The novel activity of carbamazepine as an activation modulator extends from Na V 1.7 mutations to the Na V 1.8-S242T mutant channel from a patient with painful diabetic neuropathy

Neuropathic pain in patients carrying sodium channel gain-offunction mutations is generally refractory to pharmacotherapy. However, we have shown that pretreatment of cells with clinically achievable concentration of carbamazepine (CBZ; 30 mM) depolarizes the voltage dependence of activation in some Na V 1.7 mutations such as S241T, a novel CBZ mode of action of this drug. CBZ reduces the excitability of dorsal root ganglion (DRG) neurons expressing Na V 1.7-S241T mutant channels, and individuals carrying the S241T mutation respond to treatment with CBZ. Whether the novel activation-modulating activity of CBZ is specific to Na V 1.7, and whether this pharmacogenomic approach can be extended to other sodium channel subtypes, are not known.
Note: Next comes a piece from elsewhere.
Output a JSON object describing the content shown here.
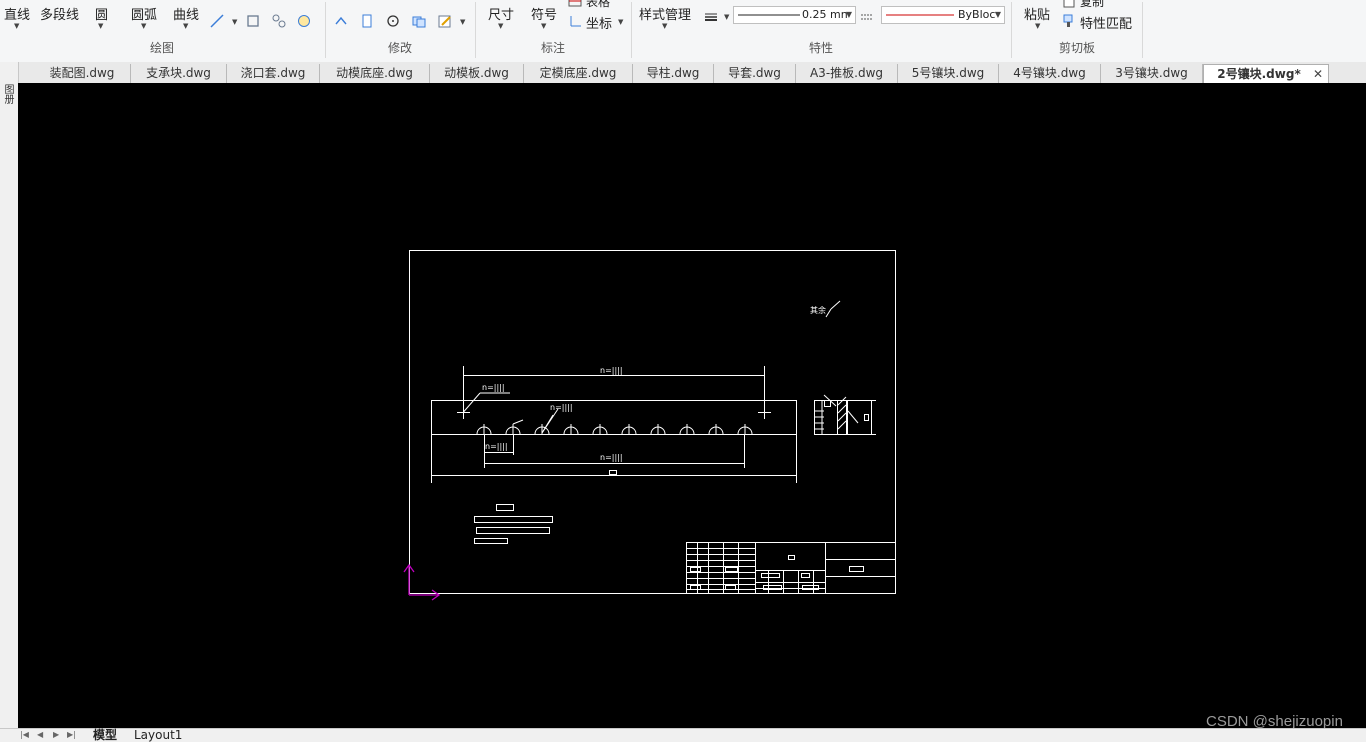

We report here the novel Na V 1.8-S242T mutation, which corresponds to the Na V 1.7-S241T mutation, in a patient with neuropathic pain and diabetic peripheral neuropathy. Voltage-clamp recordings demonstrated hyperpolarized and accelerated activation of Na V 1.8-S242T. Current-clamp recordings showed that Na V 1.8-S242T channels render DRG neurons hyperexcitable. Structural modeling shows that despite a substantial difference in the primary amino acid sequence of Na V 1.7 and Na V 1.8, the S242 (Na V 1.8) and S241 (Na V 1.7) residues have similar position and orientation in the domain I S4-S5 linker of the channel. Pretreatment with a clinically achievable concentration of CBZ corrected the voltage dependence of activation of Na V 1.8-S242T channels and reduced DRG neuron excitability as predicted from our pharmacogenomic model. These findings extend the novel activation modulation mode of action of CBZ to a second sodium channel subtype, Na V 1.8.